The Royal Philharmonic Society contacts us this week with news that they plan to celebrate the life of one of their early members, Johann Peter Salomon on the 11 March. The first leader of the Philharmonic orchestra, Salomon brought Haydn to London and commissioned some of his finest work for his subscription concert series. The plaque that we are subsequently unveiling on 24 March is to be installed where Salomon lodged with Haydn during that stay.

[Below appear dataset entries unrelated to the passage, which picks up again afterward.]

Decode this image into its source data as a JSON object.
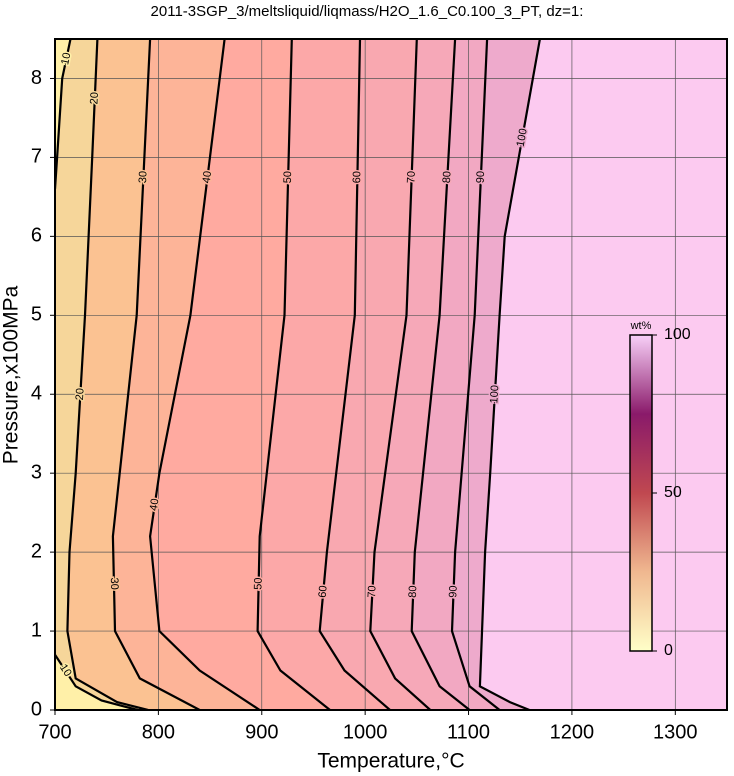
{
  "chart_data": {
    "type": "contour",
    "title": "2011-3SGP_3/meltsliquid/liqmass/H2O_1.6_C0.100_3_PT, dz=1:",
    "x_label": "Temperature,°C",
    "y_label": "Pressure,x100MPa",
    "xlim": [
      700,
      1350
    ],
    "ylim": [
      0,
      8.5
    ],
    "xticks": [
      700,
      800,
      900,
      1000,
      1100,
      1200,
      1300
    ],
    "yticks": [
      0,
      1,
      2,
      3,
      4,
      5,
      6,
      7,
      8
    ],
    "grid": true,
    "background": "#fccaf0",
    "contours": [
      {
        "level": 100,
        "fill": "#eeaacc",
        "x": [
          1169,
          1135,
          1130,
          1121,
          1116,
          1111,
          1140,
          1159
        ],
        "y": [
          8.5,
          6,
          5,
          3,
          2,
          0.3,
          0.1,
          0
        ]
      },
      {
        "level": 90,
        "fill": "#f2a8c2",
        "x": [
          1118,
          1106,
          1087,
          1084,
          1101,
          1130
        ],
        "y": [
          8.5,
          5,
          2,
          1,
          0.3,
          0
        ]
      },
      {
        "level": 80,
        "fill": "#f6a8b8",
        "x": [
          1087,
          1072,
          1048,
          1045,
          1072,
          1101
        ],
        "y": [
          8.5,
          5,
          2,
          1,
          0.3,
          0
        ]
      },
      {
        "level": 70,
        "fill": "#f9a8b0",
        "x": [
          1050,
          1040,
          1009,
          1005,
          1029,
          1063
        ],
        "y": [
          8.5,
          5,
          2,
          1,
          0.4,
          0
        ]
      },
      {
        "level": 60,
        "fill": "#fca8a8",
        "x": [
          995,
          990,
          963,
          956,
          980,
          1024
        ],
        "y": [
          8.5,
          5,
          2,
          1,
          0.5,
          0
        ]
      },
      {
        "level": 50,
        "fill": "#ffaaa0",
        "x": [
          929,
          922,
          898,
          896,
          918,
          966
        ],
        "y": [
          8.5,
          5,
          2.2,
          1,
          0.5,
          0
        ]
      },
      {
        "level": 40,
        "fill": "#fdb498",
        "x": [
          864,
          831,
          801,
          792,
          801,
          840,
          898
        ],
        "y": [
          8.5,
          5,
          3,
          2.2,
          1,
          0.5,
          0
        ]
      },
      {
        "level": 30,
        "fill": "#fbc292",
        "x": [
          792,
          779,
          756,
          758,
          782,
          840
        ],
        "y": [
          8.5,
          5,
          2.2,
          1,
          0.4,
          0
        ]
      },
      {
        "level": 20,
        "fill": "#f6d69a",
        "x": [
          741,
          736,
          729,
          720,
          714,
          712,
          720,
          760,
          790
        ],
        "y": [
          8.5,
          7,
          5,
          3,
          2,
          1,
          0.4,
          0.1,
          0
        ]
      },
      {
        "level": 10,
        "fill": "#fff0a8",
        "x": [
          715,
          707,
          702,
          700
        ],
        "y": [
          8.5,
          8,
          7,
          6.6
        ]
      },
      {
        "level": 10,
        "fill": "#fff0a8",
        "x": [
          700,
          720,
          745,
          780
        ],
        "y": [
          0.7,
          0.3,
          0.12,
          0
        ]
      }
    ],
    "colorbar": {
      "label": "wt%",
      "lim": [
        0,
        100
      ],
      "ticks": [
        0,
        50,
        100
      ],
      "colors": [
        "#ffffc8",
        "#f0b890",
        "#c04850",
        "#8a1a6a",
        "#f8d0f8"
      ]
    }
  }
}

2015 marks 200 years since Salomon died and the RPS would like you to join them for an evening’s music with members of the Orchestra of the Age of Enlightenment and some food. Details of the event and tickets may be found here. In the meantime you might like to go and visit Salomon’s own memorial (right) which lies in the South Cloister of Westminster Abbey.
Image (c) Richard Holt
We are delighted to be able to share the news that Sir Neville Marriner has agreed to unveil our plaque to Haydn on 24 March. Sir Neville Marriner celebrated his 90th birthday last year, an event that was an opportunity for everyone to reflect on the conductor’s unique and sustained contribution to the musical life of this country. As the founder of the Academy of St. Martin in the Fields, Marriner has always been noted for his performances of later 18th century music, his huge recording legacy, and his work in the fine Milos Forman film of Mozart’s life Amadeus (1984), for which Marriner supervised the soundtrack recording.
Details for the unveiling of the plaque at 18 Great Pulteney Street are still to be finalised but we hope that you will be able to join us there on the 24 March at midday.